Carpocapse, tordeuse, zeuzère, mineuse... la liste des ravageurs affectant les arbres fruitiers, notamment les pommiers et poiriers, est longue. Parmi ces nuisibles, on trouve l'hoplocampe, un insecte souvent considéré comme secondaire, mais qui peut causer de graves dégâts dans le jardin ou le verger. Appartenant à l'ordre des Hyménoptères et à la famille des Tenthrèdes, ou mouches à scie, l'hoplocampe est inoffensif à l'état adulte, mais peut s'avérer redoutable sous sa forme larvaire.
Qu'est-ce que l'hoplocampe ?
L'hoplocampe est un insecte ravageur de la famille des Tenthredinidae, souvent désigné sous le nom de "mouches à scie" à cause de son ovipositeur, un organe de ponte qui lui permet d'inciser les tissus végétaux.
Un hyménoptère redoutable
Mesurant entre 4 et 7 mm, cet insecte se distingue par une coloration sombre et quatre ailes. Bien qu'adulte il semble inoffensif en butinant les fleurs, sa descendance est beaucoup plus problématique.

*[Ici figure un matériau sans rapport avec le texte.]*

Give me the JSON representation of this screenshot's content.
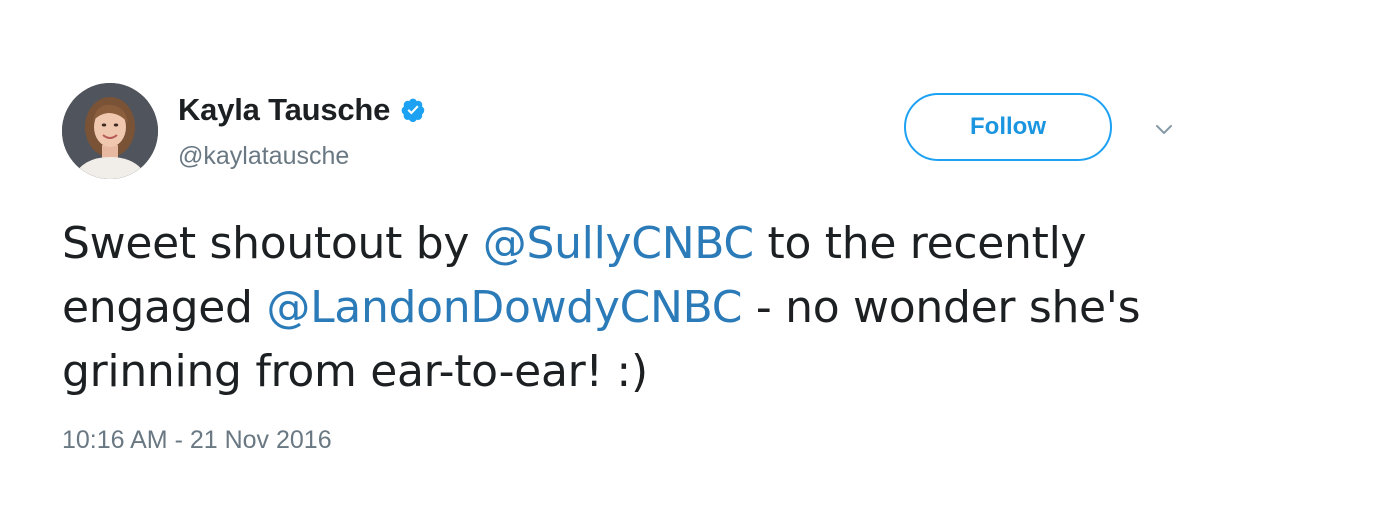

Les larves, d'environ 1 cm de long, sont de couleur blanc crémeux et possèdent une tête brun foncé ainsi qu'une dizaine de paires de fausses pattes. Leur odeur très désagréable la rend particulièrement nuisible lorsqu’elles infestent les fruits.

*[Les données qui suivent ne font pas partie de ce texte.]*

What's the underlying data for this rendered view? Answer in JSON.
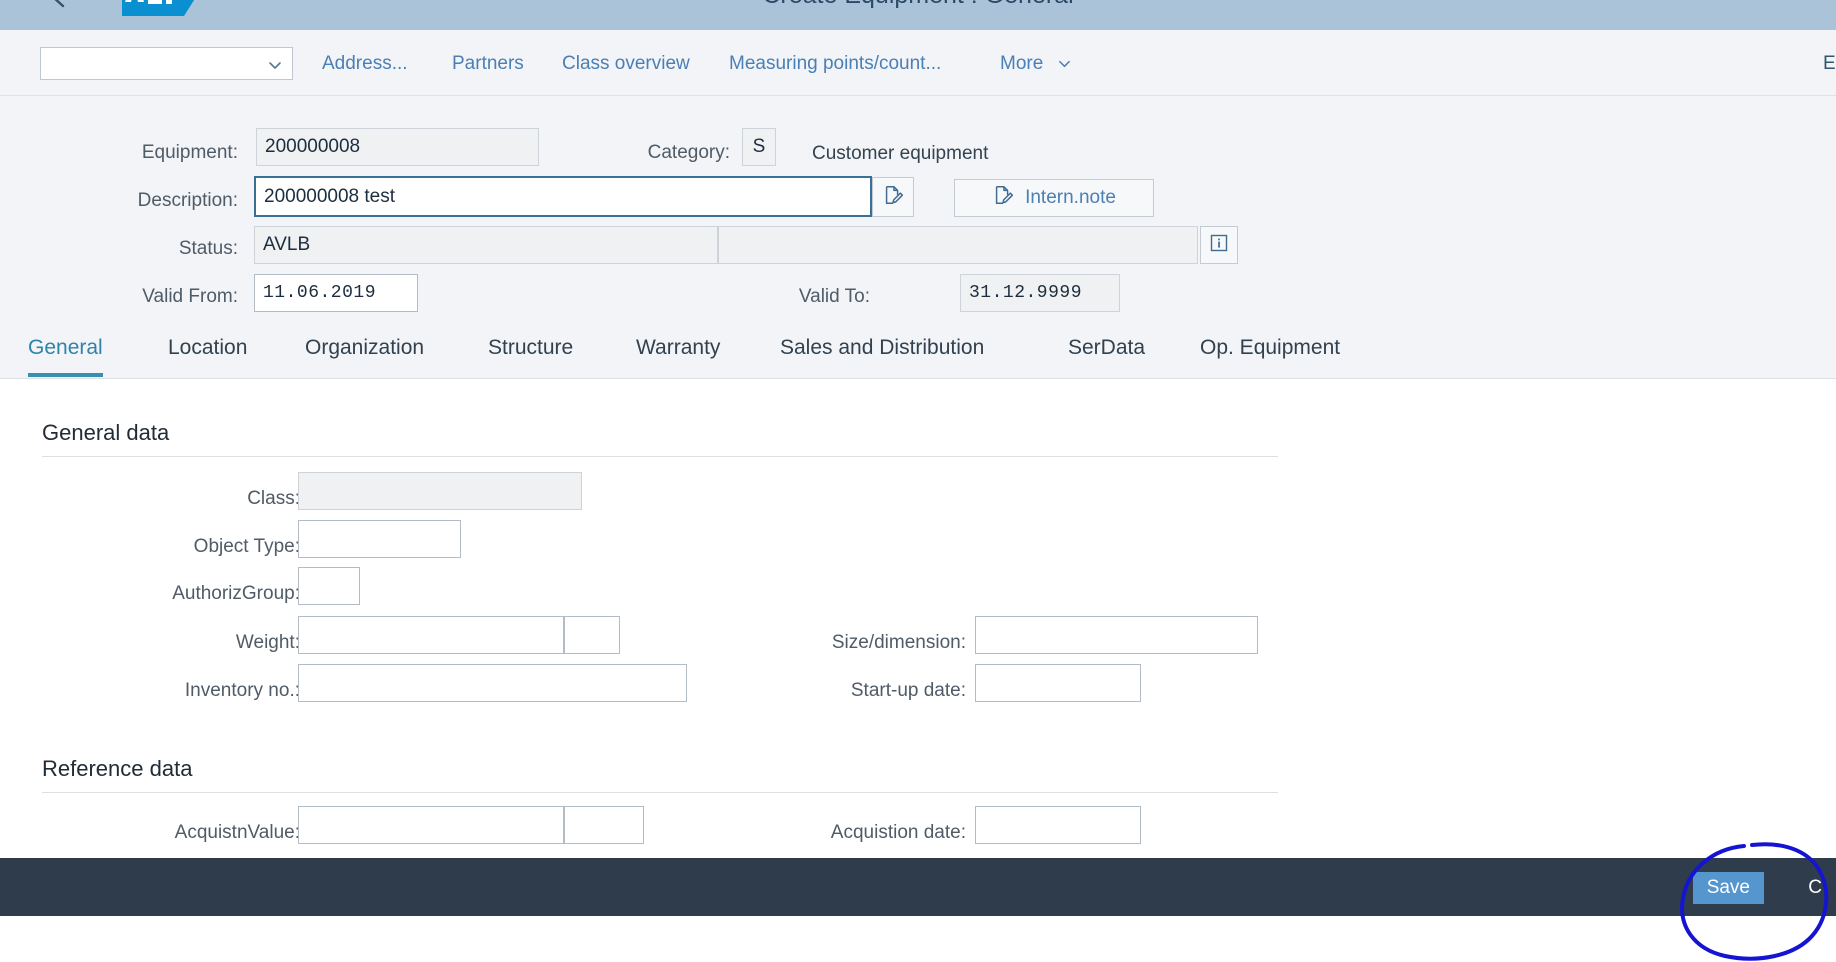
{
  "shell": {
    "title": "Create Equipment : General",
    "back_icon": "back-chevron-icon",
    "logo_text": "SAP"
  },
  "toolbar": {
    "select_value": "",
    "select_icon": "chevron-down-icon",
    "actions": [
      {
        "label": "Address..."
      },
      {
        "label": "Partners"
      },
      {
        "label": "Class overview"
      },
      {
        "label": "Measuring points/count..."
      }
    ],
    "more_label": "More",
    "more_icon": "chevron-down-icon",
    "right_label": "E"
  },
  "object_header": {
    "equipment_label": "Equipment:",
    "equipment_value": "200000008",
    "category_label": "Category:",
    "category_value": "S",
    "category_text": "Customer equipment",
    "description_label": "Description:",
    "description_value": "200000008 test",
    "description_placeholder": "",
    "description_edit_icon": "edit-note-icon",
    "intern_note_label": "Intern.note",
    "intern_note_icon": "edit-note-icon",
    "status_label": "Status:",
    "status_value": "AVLB",
    "status_secondary": "",
    "status_info_icon": "information-icon",
    "valid_from_label": "Valid From:",
    "valid_from_value": "11.06.2019",
    "valid_to_label": "Valid To:",
    "valid_to_value": "31.12.9999"
  },
  "tabs": [
    {
      "label": "General",
      "selected": true
    },
    {
      "label": "Location",
      "selected": false
    },
    {
      "label": "Organization",
      "selected": false
    },
    {
      "label": "Structure",
      "selected": false
    },
    {
      "label": "Warranty",
      "selected": false
    },
    {
      "label": "Sales and Distribution",
      "selected": false
    },
    {
      "label": "SerData",
      "selected": false
    },
    {
      "label": "Op. Equipment",
      "selected": false
    }
  ],
  "general_data": {
    "section_title": "General data",
    "class_label": "Class:",
    "class_value": "",
    "object_type_label": "Object Type:",
    "object_type_value": "",
    "authoriz_group_label": "AuthorizGroup:",
    "authoriz_group_value": "",
    "weight_label": "Weight:",
    "weight_value": "",
    "weight_unit_value": "",
    "size_dimension_label": "Size/dimension:",
    "size_dimension_value": "",
    "inventory_no_label": "Inventory no.:",
    "inventory_no_value": "",
    "start_up_date_label": "Start-up date:",
    "start_up_date_value": ""
  },
  "reference_data": {
    "section_title": "Reference data",
    "acquistn_value_label": "AcquistnValue:",
    "acquistn_value_value": "",
    "acquistn_currency_value": "",
    "acquistion_date_label": "Acquistion date:",
    "acquistion_date_value": ""
  },
  "footer": {
    "save_label": "Save",
    "cancel_label": "C"
  },
  "annotation": {
    "shape": "hand-drawn-ellipse",
    "color": "#1414d2",
    "target": "save-button"
  },
  "colors": {
    "shell_header": "#abc3d8",
    "toolbar_bg": "#f2f4f7",
    "link": "#4a7fb5",
    "tab_selected": "#2e84a8",
    "footer_bg": "#2f3c4c",
    "save_button": "#5596cf",
    "annotation": "#1414d2"
  }
}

Lié au cycle de floraison des arbres fruitiers, l'hoplocampe cause un préjudice direct à la production de fruits.
Trois espèces à surveiller
Trois principales espèces sont à craindre :
- hoplocampe du pommier (Hoplocampa testudinea),
- hoplocampe du poirier (Hoplocampa brevis),
- hoplocampe du prunier avec Hoplocampa flava et Hoplocampa minuta.

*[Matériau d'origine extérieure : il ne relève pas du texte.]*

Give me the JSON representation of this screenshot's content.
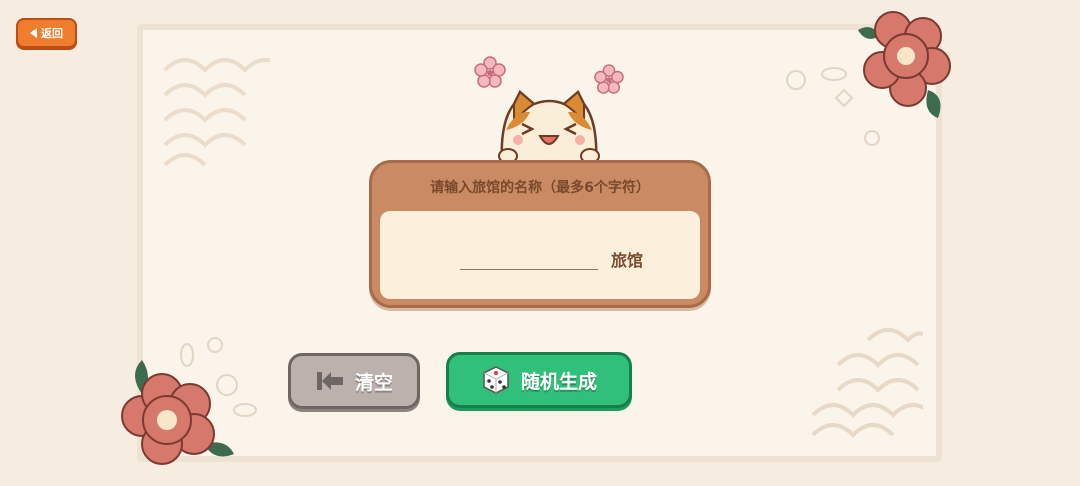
{
  "header": {
    "back_label": "返回"
  },
  "dialog": {
    "title": "请输入旅馆的名称（最多6个字符）",
    "name_value": "",
    "suffix": "旅馆"
  },
  "buttons": {
    "clear_label": "清空",
    "random_label": "随机生成"
  },
  "colors": {
    "background": "#f6ece0",
    "back_button": "#f07d2e",
    "clear_button": "#bdb1ad",
    "random_button": "#31c07a",
    "card": "#c98a64",
    "flower": "#d6786b"
  }
}
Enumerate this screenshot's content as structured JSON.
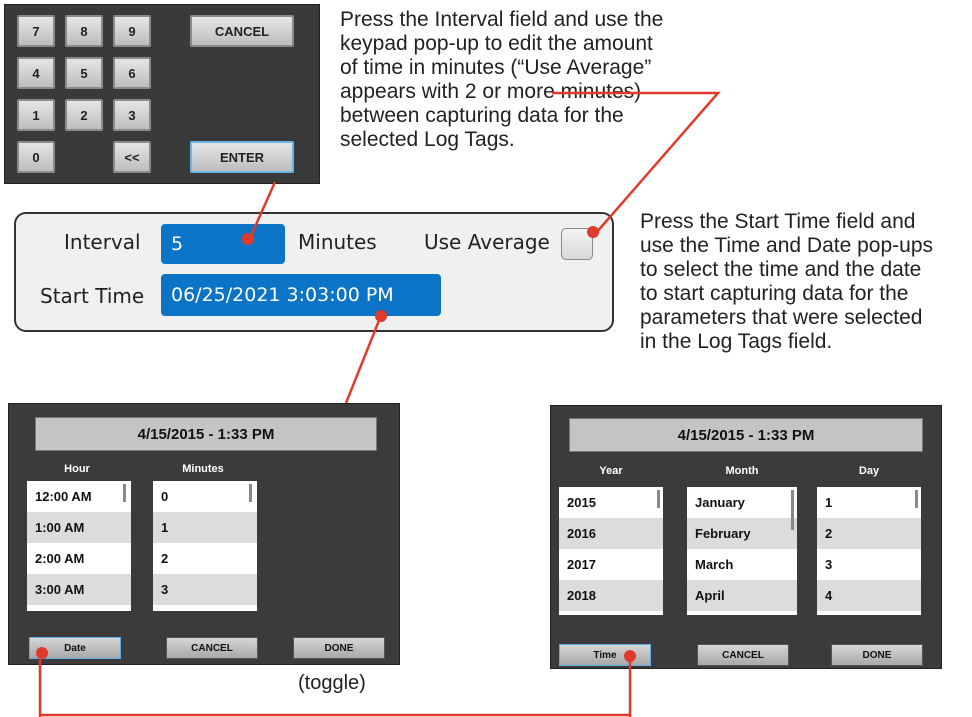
{
  "keypad": {
    "keys": [
      "7",
      "8",
      "9",
      "4",
      "5",
      "6",
      "1",
      "2",
      "3",
      "0",
      "<<"
    ],
    "cancel_label": "CANCEL",
    "enter_label": "ENTER"
  },
  "notes": {
    "interval": [
      "Press the Interval field and use the",
      "keypad pop-up to edit the amount",
      "of time in minutes (“Use Average”",
      "appears with 2 or more minutes)",
      "between capturing data for the",
      "selected Log Tags."
    ],
    "start_time": [
      "Press the Start Time field and",
      "use the Time and Date pop-ups",
      "to select the time and the date",
      "to start capturing data for the",
      "parameters that were selected",
      "in the Log Tags field."
    ],
    "toggle": "(toggle)"
  },
  "panel": {
    "interval_label": "Interval",
    "interval_value": "5",
    "minutes_label": "Minutes",
    "use_average_label": "Use Average",
    "start_time_label": "Start Time",
    "start_time_value": "06/25/2021 3:03:00 PM"
  },
  "time_dialog": {
    "title": "4/15/2015 - 1:33 PM",
    "hour_header": "Hour",
    "minutes_header": "Minutes",
    "hours": [
      "12:00 AM",
      "1:00 AM",
      "2:00 AM",
      "3:00 AM"
    ],
    "minutes": [
      "0",
      "1",
      "2",
      "3"
    ],
    "date_button": "Date",
    "cancel_button": "CANCEL",
    "done_button": "DONE"
  },
  "date_dialog": {
    "title": "4/15/2015 - 1:33 PM",
    "year_header": "Year",
    "month_header": "Month",
    "day_header": "Day",
    "years": [
      "2015",
      "2016",
      "2017",
      "2018"
    ],
    "months": [
      "January",
      "February",
      "March",
      "April"
    ],
    "days": [
      "1",
      "2",
      "3",
      "4"
    ],
    "time_button": "Time",
    "cancel_button": "CANCEL",
    "done_button": "DONE"
  },
  "colors": {
    "field_blue": "#0b74c6",
    "callout_red": "#e03a2a",
    "dialog_bg": "#3b3b3b"
  }
}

Un cycle de vie synchronisé avec les floraisons
Pour lutter efficacement contre l'hoplocampe, il est crucial de comprendre son cycle de vie annuel, qui coïncide avec la floraison des arbres fruitiers. Par conséquent, la période de ponte varie en fonction de l'éclosion des fleurs.
Diapause et émergence
Les larves passent l’hiver abritées dans des cocons souterrains, se protégeant ainsi du froid. Ces cocons, faits de terre et de soie, situés au pied des arbres, assurent leur survie durant les mois d’hiver.
Au printemps, entre mars et avril, la nymphe se transforme en adulte, émergeant du sol juste avant ou pendant la floraison de leurs hôtes.
Vol et ponte
Les adultes, bien que leur vie soit de courte durée, s'accouplent et se nourrissent de pollen pendant une à deux semaines. La femelle, grâce à son ovipositeur, dépose de 30 à 70 œufs sous l'épiderme du calice, rendant les zones touchées visibles grâce à des taches brunes.
Développement des larves
Après 10 à 14 jours d’incubation, les œufs éclosent et les larves s'immiscent dans les jeunes fruits pour s'alimenter, provoquant des dégâts considérables qui peuvent s'étendre sur six semaines.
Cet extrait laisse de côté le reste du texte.